In December 2007, I arrived in Australia for the first time ever.  It was a critically dry period for the region, as they were in the midst of a terrible drought.  Immediately upon my arrival, there were signals of a community in dire straits.  Instead of advertisements for products and services, the signs in the airport were encouraging water conservation.  My hotel bathroom had a message affixed to the mirror asking me to limit my shower time and water usage.  The dams were drying up and many communities faced running out of water in just mere months.  As a result, the local governments had enacted extreme water restrictions, and whether you were a resident or a visitor, you could not escape the reality of the situation: water was scarce.

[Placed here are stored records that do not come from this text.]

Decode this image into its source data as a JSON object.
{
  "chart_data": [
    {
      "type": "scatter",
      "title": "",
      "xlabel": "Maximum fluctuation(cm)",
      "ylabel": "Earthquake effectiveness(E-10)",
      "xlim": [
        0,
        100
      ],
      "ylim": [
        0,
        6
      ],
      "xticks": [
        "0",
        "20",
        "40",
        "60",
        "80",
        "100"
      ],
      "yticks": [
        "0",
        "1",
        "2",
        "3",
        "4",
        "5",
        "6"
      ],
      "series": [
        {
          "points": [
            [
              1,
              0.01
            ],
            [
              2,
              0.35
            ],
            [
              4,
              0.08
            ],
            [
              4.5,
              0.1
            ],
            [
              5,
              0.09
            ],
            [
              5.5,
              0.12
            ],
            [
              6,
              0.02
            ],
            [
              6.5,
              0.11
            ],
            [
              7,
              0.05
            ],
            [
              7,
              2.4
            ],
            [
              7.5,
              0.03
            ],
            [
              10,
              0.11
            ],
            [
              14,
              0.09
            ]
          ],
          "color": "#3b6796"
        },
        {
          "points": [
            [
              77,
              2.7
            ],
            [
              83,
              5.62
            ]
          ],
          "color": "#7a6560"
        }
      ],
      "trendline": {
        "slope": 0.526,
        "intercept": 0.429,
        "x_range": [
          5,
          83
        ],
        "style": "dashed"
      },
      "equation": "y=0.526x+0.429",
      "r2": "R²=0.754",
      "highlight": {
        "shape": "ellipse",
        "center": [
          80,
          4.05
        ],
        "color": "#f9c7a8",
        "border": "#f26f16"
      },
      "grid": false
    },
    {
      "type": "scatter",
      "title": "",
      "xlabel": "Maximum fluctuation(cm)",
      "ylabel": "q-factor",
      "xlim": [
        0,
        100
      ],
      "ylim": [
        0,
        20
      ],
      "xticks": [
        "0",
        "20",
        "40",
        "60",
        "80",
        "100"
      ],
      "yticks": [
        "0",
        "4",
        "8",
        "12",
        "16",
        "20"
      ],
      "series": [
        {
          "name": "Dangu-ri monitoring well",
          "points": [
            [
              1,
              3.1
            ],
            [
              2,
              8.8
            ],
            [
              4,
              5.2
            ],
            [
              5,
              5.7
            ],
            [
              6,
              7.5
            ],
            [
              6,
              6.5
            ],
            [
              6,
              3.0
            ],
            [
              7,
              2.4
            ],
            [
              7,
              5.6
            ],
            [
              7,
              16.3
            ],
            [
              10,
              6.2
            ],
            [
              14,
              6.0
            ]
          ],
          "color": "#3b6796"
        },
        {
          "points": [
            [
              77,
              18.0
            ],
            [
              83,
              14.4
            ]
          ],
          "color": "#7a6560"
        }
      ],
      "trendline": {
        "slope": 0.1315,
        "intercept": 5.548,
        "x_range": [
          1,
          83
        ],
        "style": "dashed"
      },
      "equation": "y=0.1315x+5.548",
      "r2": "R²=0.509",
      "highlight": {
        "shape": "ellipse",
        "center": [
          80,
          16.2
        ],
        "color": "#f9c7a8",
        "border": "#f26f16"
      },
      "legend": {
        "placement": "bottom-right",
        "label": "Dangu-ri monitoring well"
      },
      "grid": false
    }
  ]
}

The reason I was visiting Australia was not for a vacation to see kangaroos and koalas and drive on the left side of the road (although I certainly had several opportunities for all of this during my visit).  Rather, I had been given the exciting opportunity to participate in a field campaign that was taking place along the coast in southeast Queensland, based out of Brisbane.  The purpose of the field campaign was to study how rain forms in the local clouds and investigate if seeding the clouds with giant salt particles could help enhance the amount of rain that they produce [For more about this topic, see About Cloud Seeding].

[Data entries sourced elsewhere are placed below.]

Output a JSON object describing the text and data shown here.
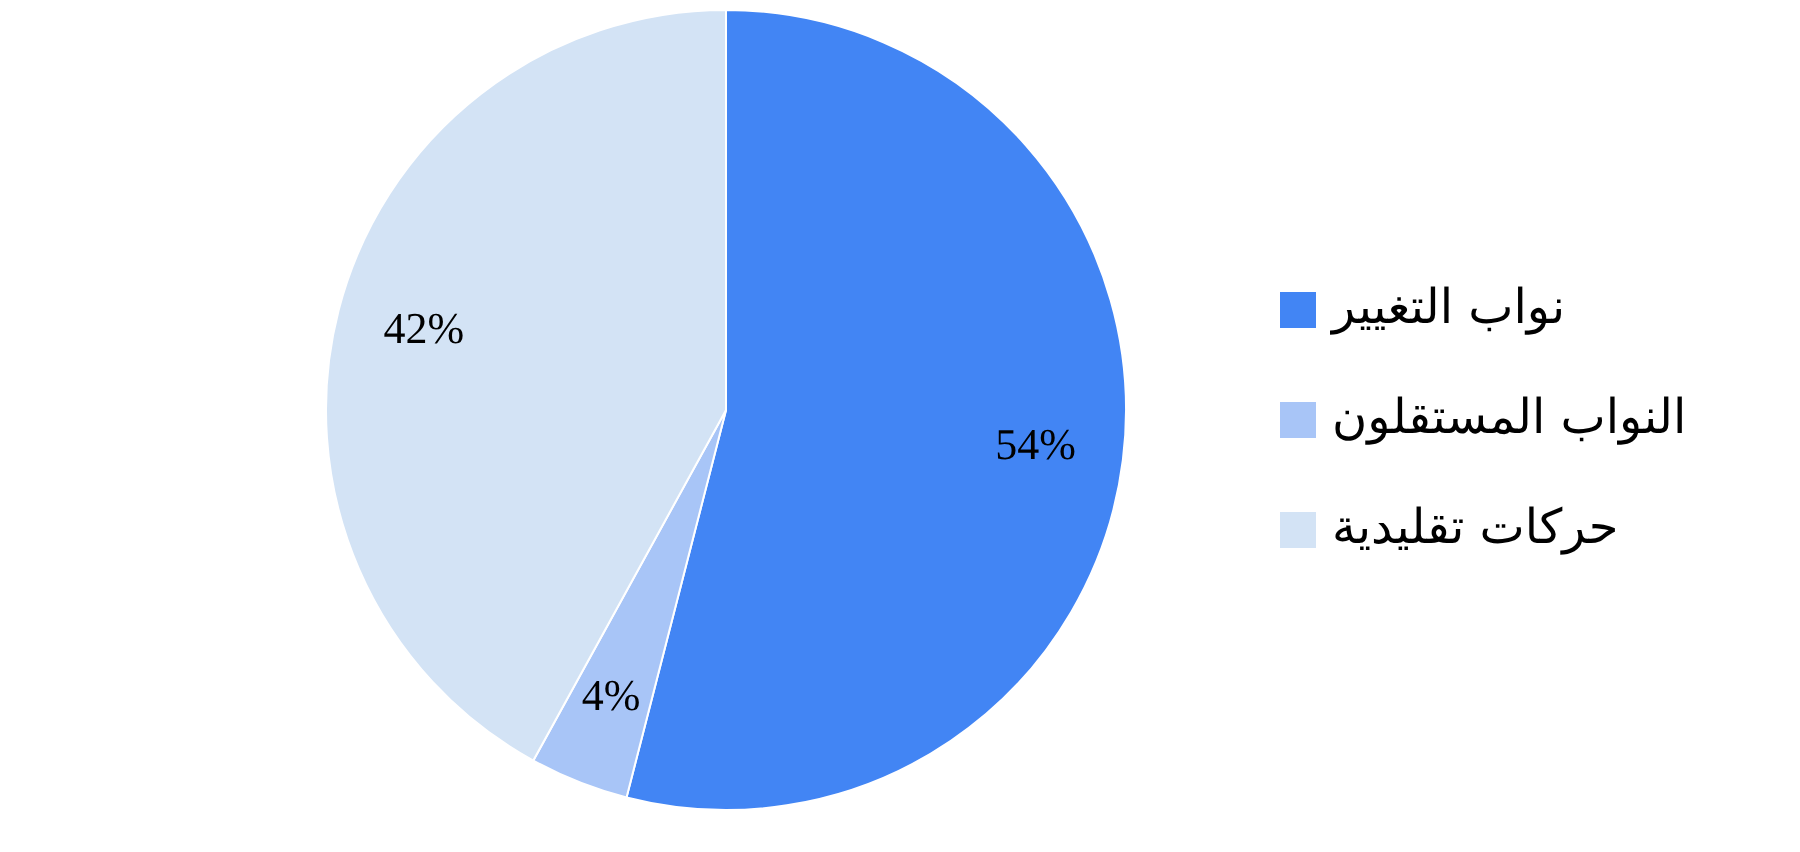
{
  "chart_data": {
    "type": "pie",
    "categories": [
      "نواب التغيير",
      "النواب المستقلون",
      "حركات تقليدية"
    ],
    "values": [
      54,
      4,
      42
    ],
    "value_labels": [
      "54%",
      "4%",
      "42%"
    ],
    "colors": [
      "#4285f4",
      "#a8c5f7",
      "#d3e3f5"
    ],
    "legend": "right"
  }
}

The field campaign involved an aircraft outfitted with a variety of instruments to measure the clouds from the inside and a sophisticated, dual-polarization weather radar to remotely measure properties of the clouds.  Every day I went to our project airport hangar and briefed the pilots and flight crew on the weather forecast for the day, and then I went to the radar facility to watch the day’s weather unfold.  When the clouds started to form, I got on the radio and spoke to the pilots to direct them to the clouds.  The aircraft flew below the clouds and then into the clouds at a variety of heights, sampling the atmosphere and cloud properties along the way.

Photos of research aircraft and instruments
Research aircraft with close-ups of the instruments mounted under the wings.
Research aircraft about to fly through cloud.
Photo of a cloud that the research aircraft is about to fly through.

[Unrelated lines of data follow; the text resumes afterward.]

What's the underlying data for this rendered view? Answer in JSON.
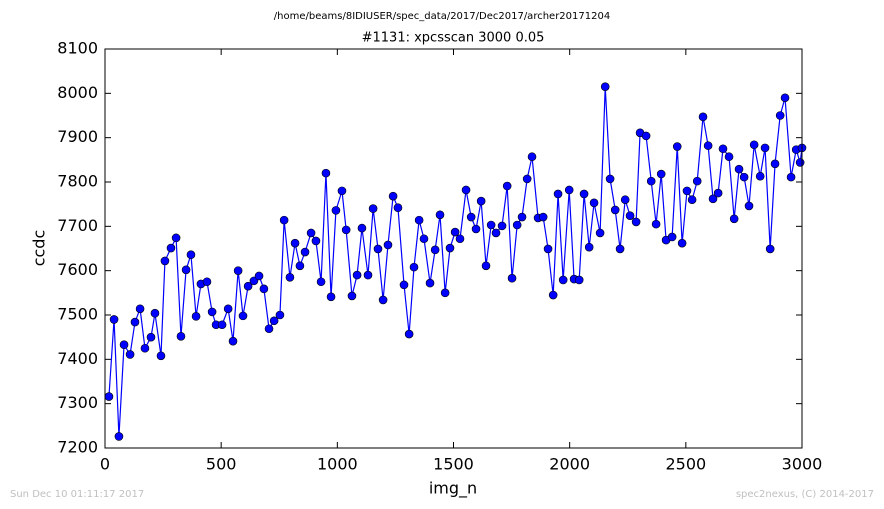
{
  "chart_data": {
    "type": "line",
    "suptitle": "/home/beams/8IDIUSER/spec_data/2017/Dec2017/archer20171204",
    "title": "#1131: xpcsscan 3000 0.05",
    "xlabel": "img_n",
    "ylabel": "ccdc",
    "footer_left": "Sun Dec 10 01:11:17 2017",
    "footer_right": "spec2nexus, (C) 2014-2017",
    "xlim": [
      0,
      3000
    ],
    "xticks": [
      0,
      500,
      1000,
      1500,
      2000,
      2500,
      3000
    ],
    "ylim": [
      7200,
      8100
    ],
    "yticks": [
      7200,
      7300,
      7400,
      7500,
      7600,
      7700,
      7800,
      7900,
      8000,
      8100
    ],
    "series": [
      {
        "color": "#0000ff",
        "x": [
          17,
          39,
          60,
          82,
          108,
          129,
          151,
          172,
          198,
          215,
          241,
          258,
          284,
          306,
          327,
          349,
          370,
          392,
          413,
          439,
          461,
          478,
          504,
          530,
          551,
          573,
          594,
          616,
          641,
          663,
          684,
          706,
          728,
          753,
          771,
          796,
          818,
          839,
          861,
          887,
          908,
          930,
          951,
          973,
          994,
          1020,
          1038,
          1063,
          1085,
          1106,
          1132,
          1154,
          1175,
          1197,
          1218,
          1240,
          1261,
          1287,
          1309,
          1330,
          1352,
          1373,
          1399,
          1421,
          1442,
          1464,
          1485,
          1507,
          1528,
          1554,
          1576,
          1597,
          1619,
          1640,
          1662,
          1683,
          1709,
          1731,
          1752,
          1774,
          1795,
          1817,
          1838,
          1864,
          1886,
          1907,
          1929,
          1950,
          1972,
          1998,
          2019,
          2041,
          2062,
          2084,
          2105,
          2131,
          2153,
          2174,
          2196,
          2217,
          2239,
          2260,
          2286,
          2303,
          2329,
          2351,
          2372,
          2394,
          2415,
          2441,
          2463,
          2484,
          2505,
          2527,
          2549,
          2574,
          2596,
          2617,
          2639,
          2660,
          2686,
          2708,
          2729,
          2751,
          2772,
          2794,
          2820,
          2841,
          2863,
          2884,
          2906,
          2927,
          2953,
          2975,
          2992,
          3000
        ],
        "values": [
          7316,
          7490,
          7226,
          7433,
          7411,
          7484,
          7514,
          7425,
          7450,
          7504,
          7408,
          7622,
          7651,
          7674,
          7452,
          7602,
          7636,
          7497,
          7570,
          7575,
          7507,
          7478,
          7478,
          7514,
          7441,
          7600,
          7498,
          7565,
          7577,
          7588,
          7559,
          7469,
          7487,
          7500,
          7714,
          7585,
          7662,
          7611,
          7642,
          7685,
          7667,
          7575,
          7820,
          7541,
          7736,
          7780,
          7692,
          7543,
          7590,
          7696,
          7590,
          7740,
          7649,
          7534,
          7658,
          7768,
          7742,
          7568,
          7457,
          7608,
          7714,
          7672,
          7572,
          7647,
          7726,
          7550,
          7651,
          7687,
          7672,
          7782,
          7721,
          7694,
          7757,
          7611,
          7703,
          7685,
          7701,
          7791,
          7583,
          7703,
          7721,
          7807,
          7857,
          7719,
          7721,
          7649,
          7545,
          7773,
          7579,
          7782,
          7581,
          7579,
          7773,
          7653,
          7753,
          7685,
          8015,
          7807,
          7737,
          7649,
          7760,
          7724,
          7710,
          7911,
          7904,
          7802,
          7705,
          7818,
          7669,
          7676,
          7880,
          7662,
          7780,
          7760,
          7802,
          7947,
          7882,
          7762,
          7775,
          7875,
          7857,
          7717,
          7829,
          7811,
          7746,
          7884,
          7813,
          7877,
          7649,
          7841,
          7950,
          7990,
          7811,
          7873,
          7844,
          7877
        ]
      }
    ]
  }
}
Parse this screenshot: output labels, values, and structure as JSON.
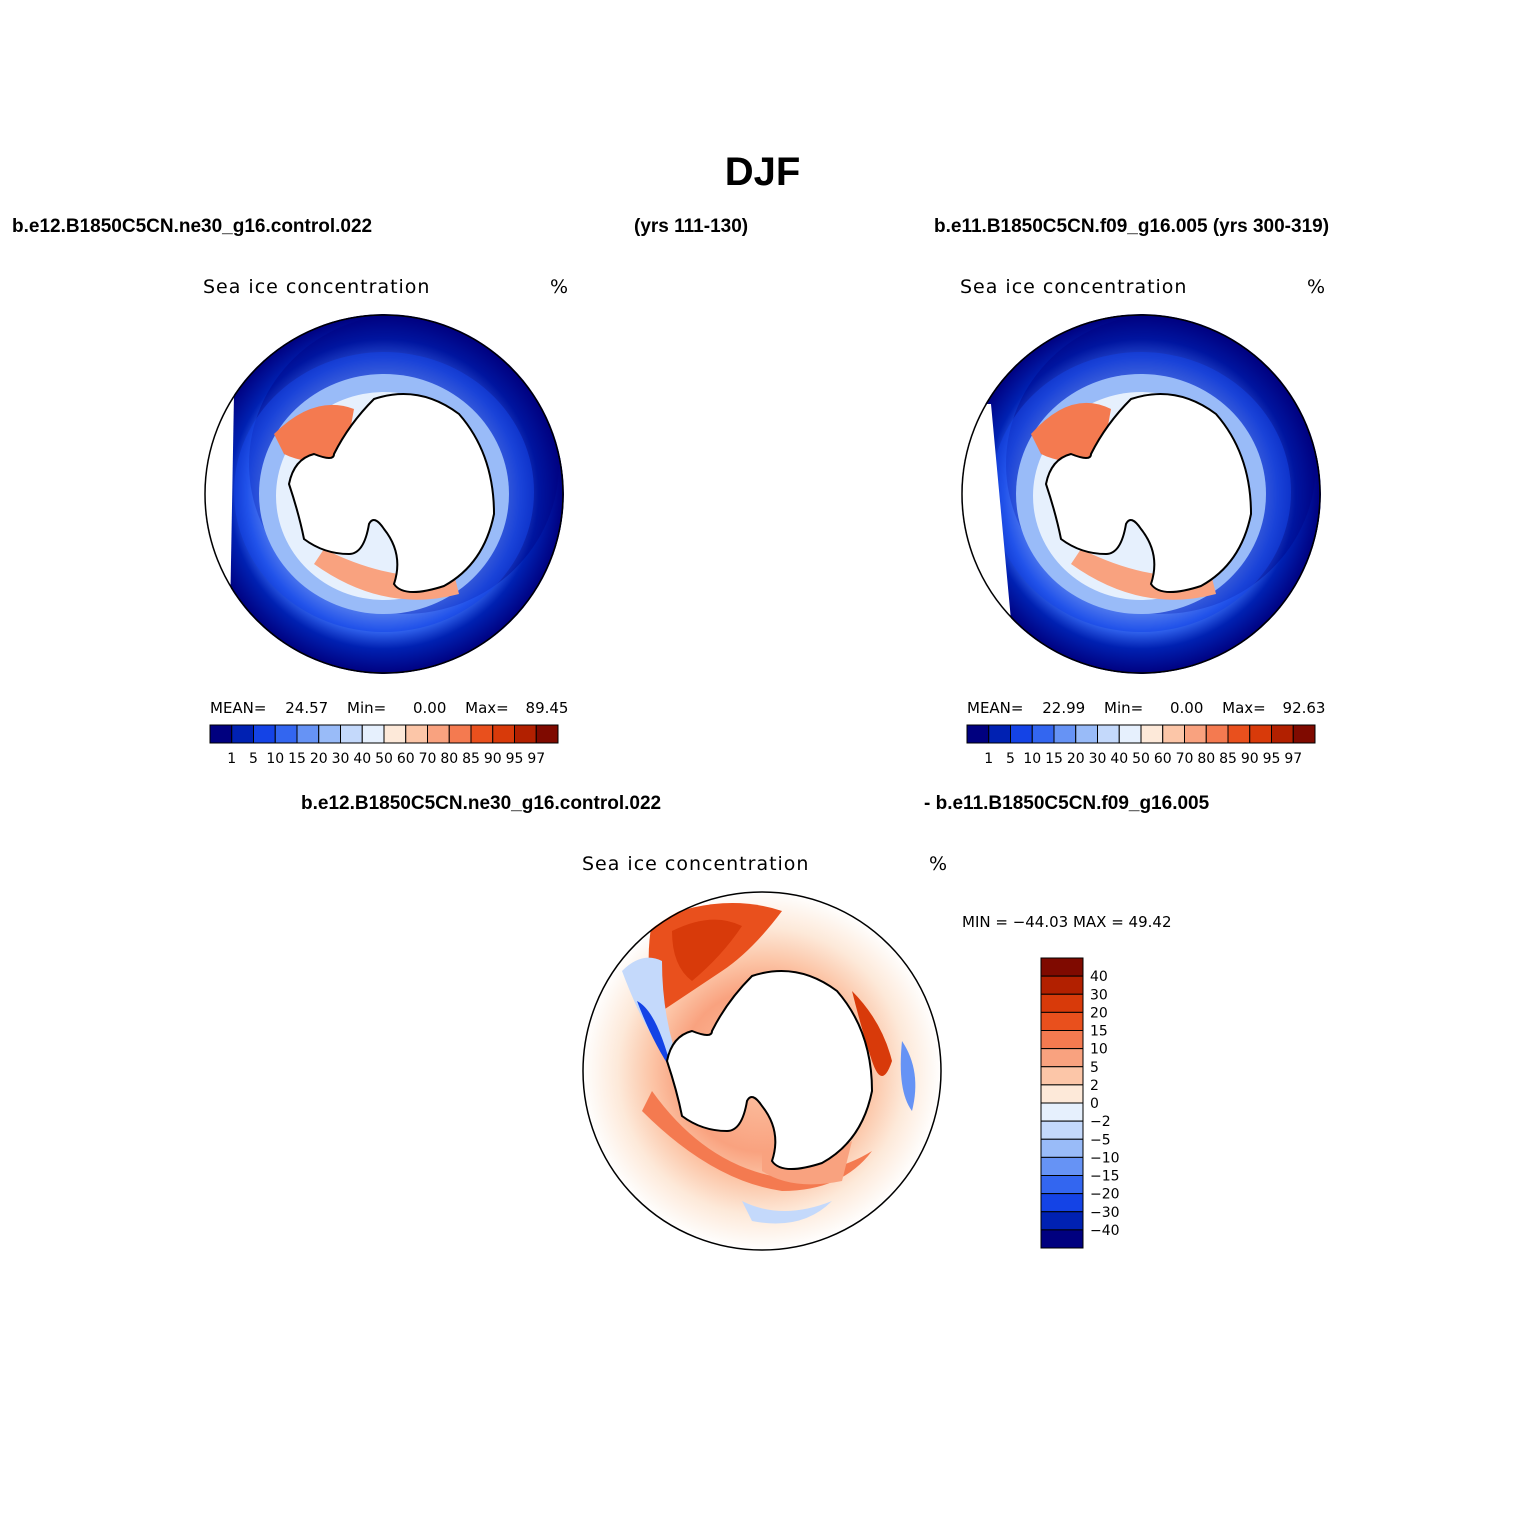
{
  "title": "DJF",
  "header": {
    "left_case": "b.e12.B1850C5CN.ne30_g16.control.022",
    "left_years": "(yrs 111-130)",
    "right_case": "b.e11.B1850C5CN.f09_g16.005 (yrs 300-319)",
    "diff_left": "b.e12.B1850C5CN.ne30_g16.control.022",
    "diff_right": "- b.e11.B1850C5CN.f09_g16.005"
  },
  "panels": [
    {
      "title": "Sea ice concentration",
      "units": "%",
      "stats": {
        "mean_label": "MEAN=",
        "mean": "24.57",
        "min_label": "Min=",
        "min": "0.00",
        "max_label": "Max=",
        "max": "89.45"
      }
    },
    {
      "title": "Sea ice concentration",
      "units": "%",
      "stats": {
        "mean_label": "MEAN=",
        "mean": "22.99",
        "min_label": "Min=",
        "min": "0.00",
        "max_label": "Max=",
        "max": "92.63"
      }
    },
    {
      "title": "Sea ice concentration",
      "units": "%",
      "stats_text": "MIN = −44.03  MAX =   49.42"
    }
  ],
  "colorbar_abs": {
    "labels": [
      "1",
      "5",
      "10",
      "15",
      "20",
      "30",
      "40",
      "50",
      "60",
      "70",
      "80",
      "85",
      "90",
      "95",
      "97"
    ],
    "colors": [
      "#00007f",
      "#0021b2",
      "#1443e6",
      "#3366f0",
      "#6693f5",
      "#99bbf8",
      "#c4d9fb",
      "#e6f0fd",
      "#fde9d9",
      "#fcc6a8",
      "#f9a27f",
      "#f47a50",
      "#e9501d",
      "#d83a0a",
      "#b22000",
      "#7f0a00"
    ]
  },
  "colorbar_diff": {
    "labels": [
      "40",
      "30",
      "20",
      "15",
      "10",
      "5",
      "2",
      "0",
      "−2",
      "−5",
      "−10",
      "−15",
      "−20",
      "−30",
      "−40"
    ],
    "colors": [
      "#7f0a00",
      "#b22000",
      "#d83a0a",
      "#e9501d",
      "#f47a50",
      "#f9a27f",
      "#fcc6a8",
      "#fde9d9",
      "#e6f0fd",
      "#c4d9fb",
      "#99bbf8",
      "#6693f5",
      "#3366f0",
      "#1443e6",
      "#0021b2",
      "#00007f"
    ]
  }
}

This was a typical day for me during two austral summers between December 2007 and March 2009.  We are still analyzing all of the data that was collected during the field campaign, but one thing that we learned is that aerosol particles in the region are quite variable from day-to-day.  The aerosol conditions in this coastal region are sometimes influenced by the adjacent ocean (which brings clean maritime air, with few aerosol particles, onshore) and on other days the aerosol concentrations are higher due to influences from urban pollution, sugar cane fires, and dust from the interior of the continent.  Because cloud droplets cannot form in our atmosphere completely on their own (they need an aerosol particle to condense onto), aerosol conditions can have impacts on the way a cloud, and rain, forms.  The dual-polarization radar data from the field campaign is showing signs of just that: the sizes of the raindrops are forming differently under maritime influences than the influence of the city or interior continent.  Working to understand these kinds of local impacts on rainfall is important when rain is desperately needed.

CP2 dual-polarization radar.
CP2 dual-polarization radar antenna.

Suggested activity: Monitor drought with long-term precipitation measurements.  Use a long-term observation station near your school and look at precipitation trends over the past few decades and calculate the normal (average) precipitation over that period (for climatological studies use at least a 30-year period of data).  The GLOBE website provides long-term data via Google Earth.  Was there an extended period of below normal precipitation?